Steele regarded Snake with a look of frustration and confusion. "Perhaps you didn't hear me. We are not afraid of the nation, boy, we are afraid of their weapon…of that." He pointed behind them, but neither man turned around or even moved their crosshairs from the target in front of them. The bodyguard, Suhn, would not risk pulling the trigger on one of the two while both still had their sights set on her commander. She knew it would be too difficult to take them both out quickly enough without losing him.

"We are building it," Steele continued, "to counter the threat that Outer Heaven is posing to the future, not just of our great nation but to all nations of the world."

"This nation isn't yours anymore," Fox told him. "Your bigoted party was ousted from power, you don't have this responsibility."

"Bigoted?" Steele both seemed to ask and muse. "You think this is about the squabbles the NP has had with South Africa's current leadership, don't you?" Steele seemed to have put it together, and Snake raised an eyebrow. That's exactly what Big Boss had told them it was about. But now, being faced with the situation as it was, that did not seem to be the case. The commander did not seem to be an irrational maniac. "This is beyond such petty infighting," he said.

"What do you mean when you say 'threatening the world,'" Fox asked.

"You really are mercenaries, aren't you? Doing the dirty work for your employer but not even being told why. Trust me when I say this, son: you do not want to return these plans to your bosses."

"We will carry out the job that was assigned to us," Fox told the commander, still keeping the fact that they were actually employed by the United States a secret, "and you will give us that file."

"No, boy. I will not hand the world to Outer Heaven on a platter because some soldier-for-hire needs to prove how big his dick is." He looked at Suhn. "Take the blueprints back to the safe."

Snake thought he saw the faintest smirk cross the girl's face just before she opened fire on the two of them. Her first shot was a deliberate miss, aimed directly between Snake and Fox so that both of them would be thrown off guard. The following shots were better aimed and forced the soldiers into a retreat behind the mess of girders and pipes which filled the room. When her clip was empty, Suhn threw the pistol to the floor, scooped the folder and blueprints up off the desk into a hastily collected pile under her right arm. In an instant she took off at a sprint down a corridor off to the side of the desk. Fox was right on her heals, moving at a speed that Snake could barely fathom. He yelled back to the rookie only two words before he disappeared down the same corridor. "Watch him!"

Snake was only just recovering from Suhn's attack as Fox's superior reflexes carried him down the hallway. Stepping out from behind his cover he attempted to level his pistol at the commander again, but was met with a great surprise. Steele had taken this opportunity to pick up the piece of equipment that had been hidden behind him on the table, and now Snake saw clearly what it was.
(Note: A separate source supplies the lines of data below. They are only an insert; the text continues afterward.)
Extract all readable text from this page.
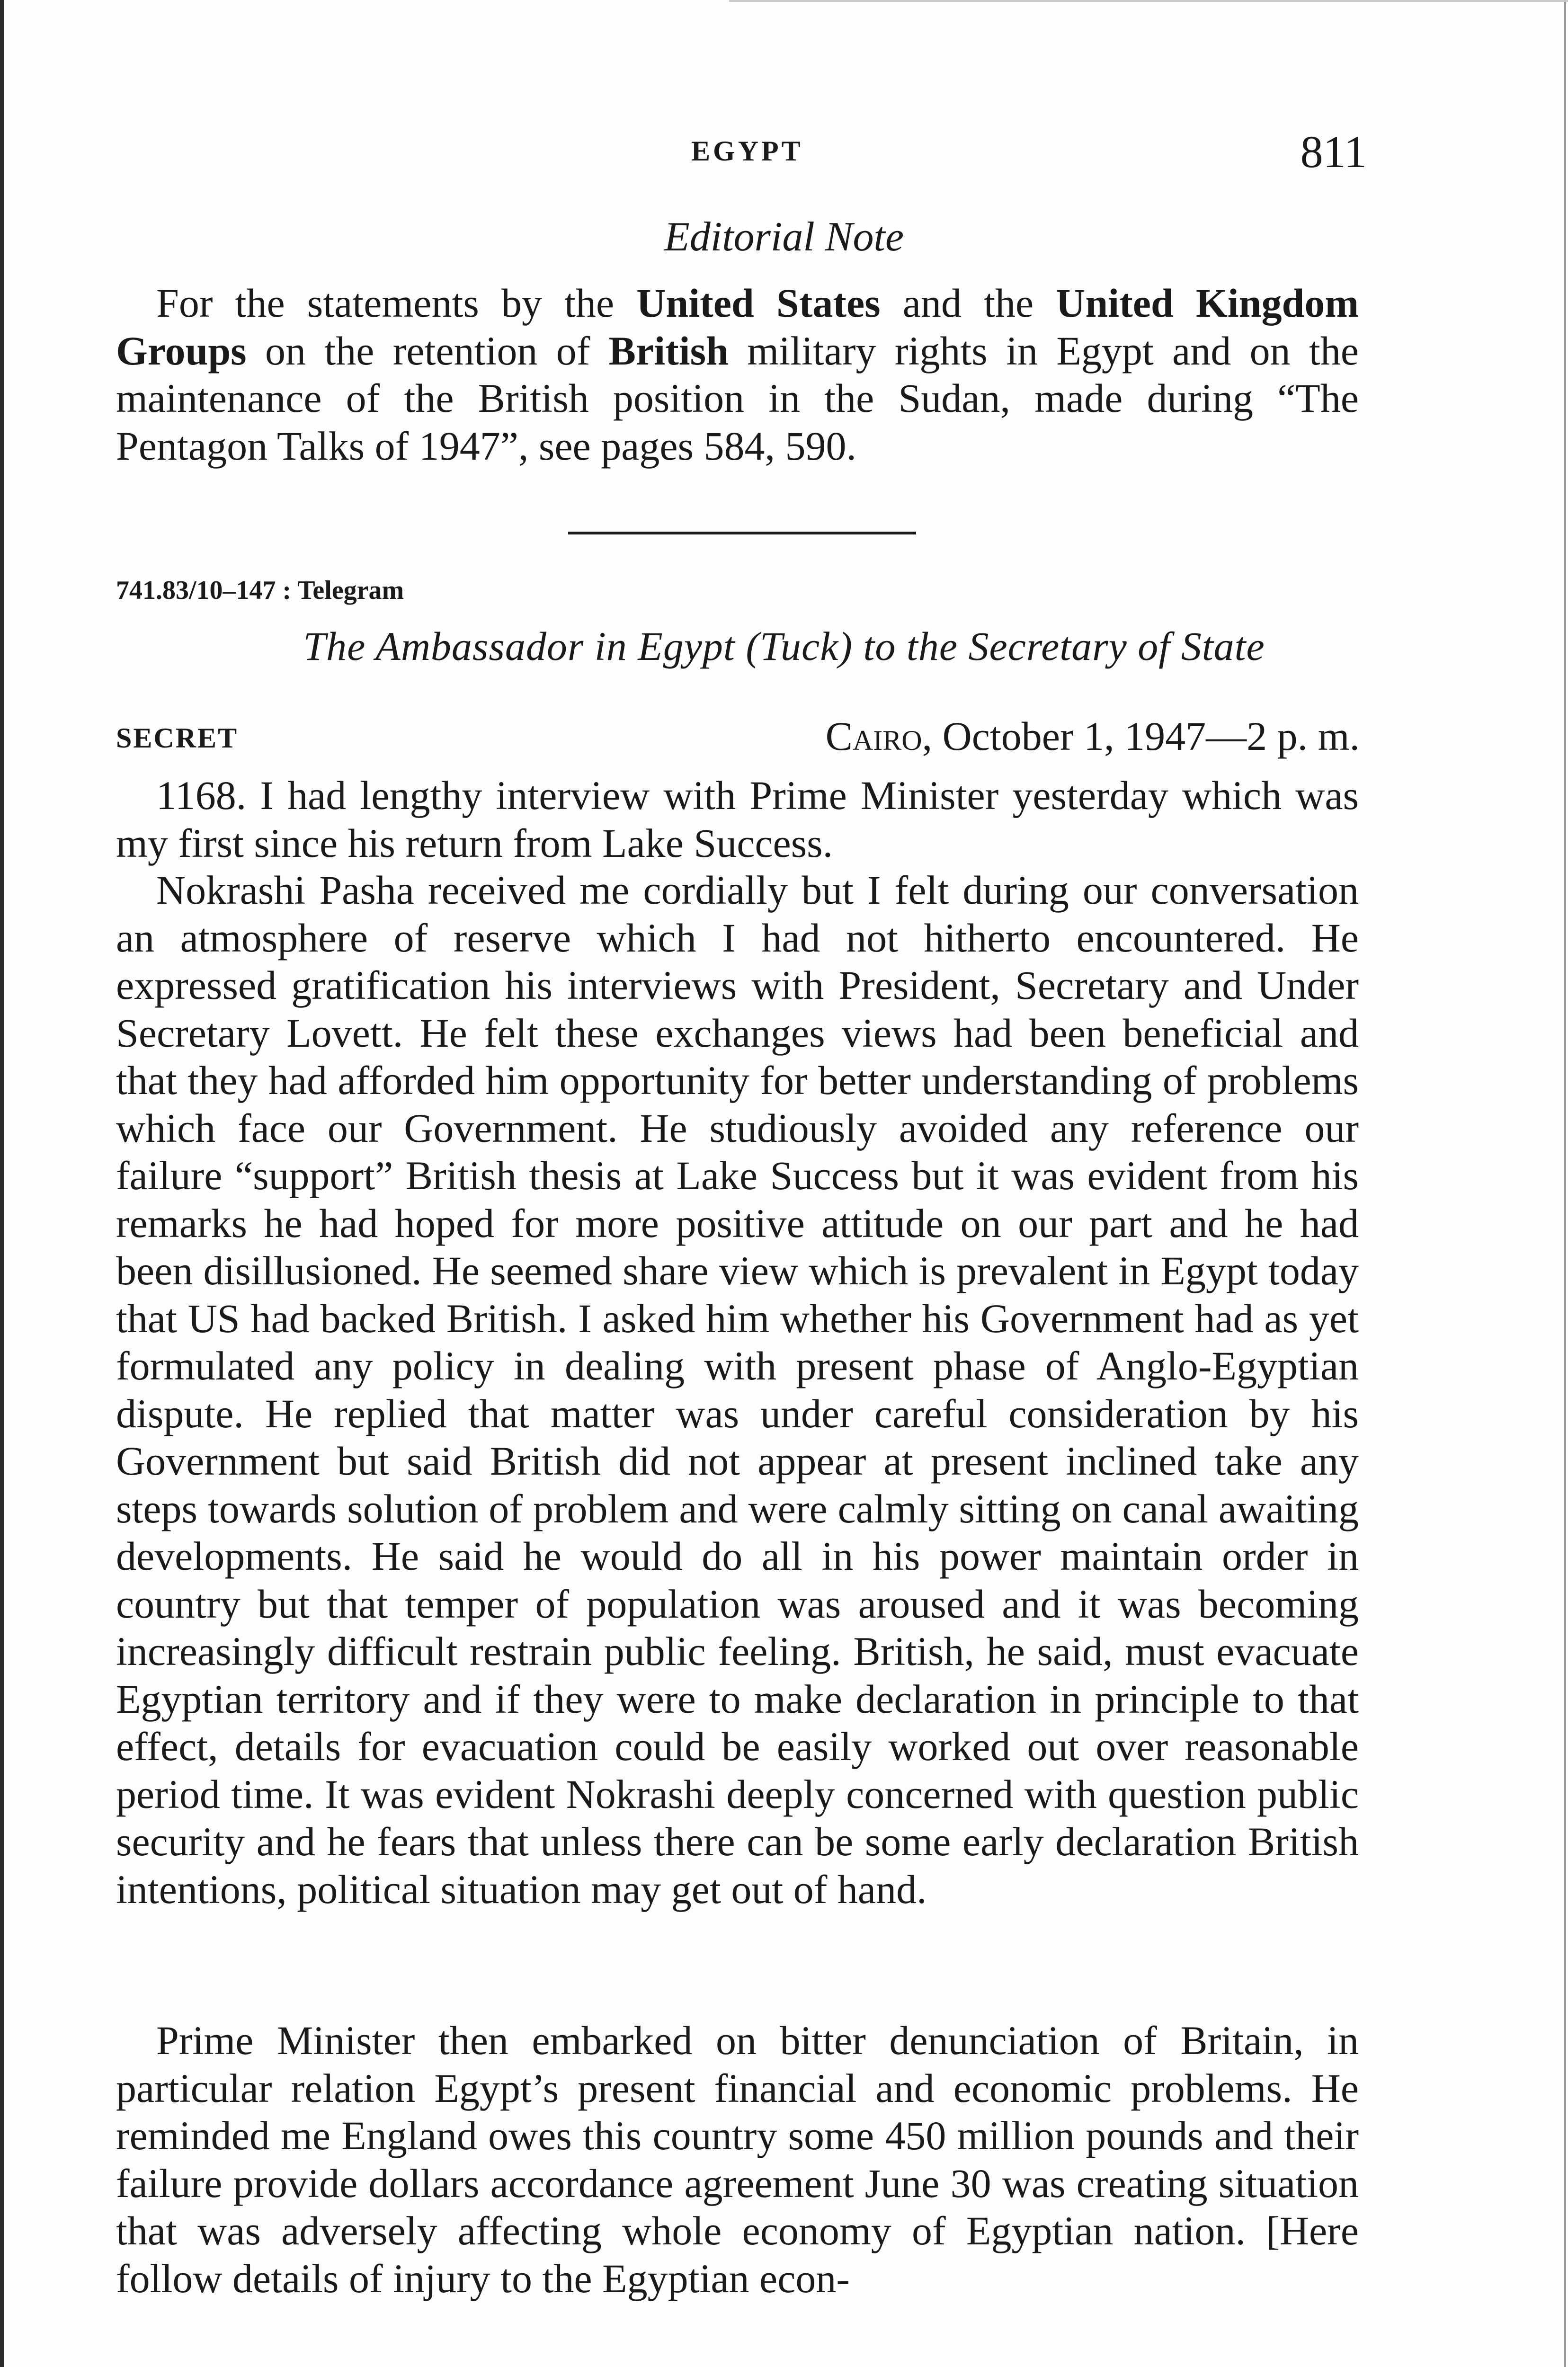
EGYPT	811
Editorial Note

For the statements by the United States and the United Kingdom Groups on the retention of British military rights in Egypt and on the maintenance of the British position in the Sudan, made during “The Pentagon Talks of 1947”, see pages 584, 590.

741.83/10–147 : Telegram
The Ambassador in Egypt (Tuck) to the Secretary of State
SECRET	Cairo, October 1, 1947—2 p. m.

1168. I had lengthy interview with Prime Minister yesterday which was my first since his return from Lake Success.

Nokrashi Pasha received me cordially but I felt during our conversation an atmosphere of reserve which I had not hitherto encountered. He expressed gratification his interviews with President, Secretary and Under Secretary Lovett. He felt these exchanges views had been beneficial and that they had afforded him opportunity for better understanding of problems which face our Government. He studiously avoided any reference our failure “support” British thesis at Lake Success but it was evident from his remarks he had hoped for more positive attitude on our part and he had been disillusioned. He seemed share view which is prevalent in Egypt today that US had backed British. I asked him whether his Government had as yet formulated any policy in dealing with present phase of Anglo-Egyptian dispute. He replied that matter was under careful consideration by his Government but said British did not appear at present inclined take any steps towards solution of problem and were calmly sitting on canal awaiting developments. He said he would do all in his power maintain order in country but that temper of population was aroused and it was becoming increasingly difficult restrain public feeling. British, he said, must evacuate Egyptian territory and if they were to make declaration in principle to that effect, details for evacuation could be easily worked out over reasonable period time. It was evident Nokrashi deeply concerned with question public security and he fears that unless there can be some early declaration British intentions, political situation may get out of hand.

Prime Minister then embarked on bitter denunciation of Britain, in particular relation Egypt’s present financial and economic problems. He reminded me England owes this country some 450 million pounds and their failure provide dollars accordance agreement June 30 was creating situation that was adversely affecting whole economy of Egyptian nation. [Here follow details of injury to the Egyptian econ-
It was an RPG-7 rocket launcher, and it was being pointed right in his direction.

"Watch this," Steele taunted him, and grinned as he fired the weapon. Oh hell, Snake thought, and took a dive to the ground back behind the shelf which had given him cover before. The rocket slammed into it, scattered metal parts everywhere pelting Snake with little bits of shrapnel, and caused the heavy fixture to begin to tip over. Snake noticed the falling equipment with just enough time to roll out of the way. He caught a glimpse of the commander reloading the weapon through the settling dust and smoke, and jumped behind a new shelf to hide himself from view.

"I gave you a chance to let it go," Steele yelled to him. "You should have taken it. I would sooner destroy all of this than let you take it back to Outer Heaven."

He began an advance into the maze of girders and armor, and Snake began a retreat back toward the giant metal feet.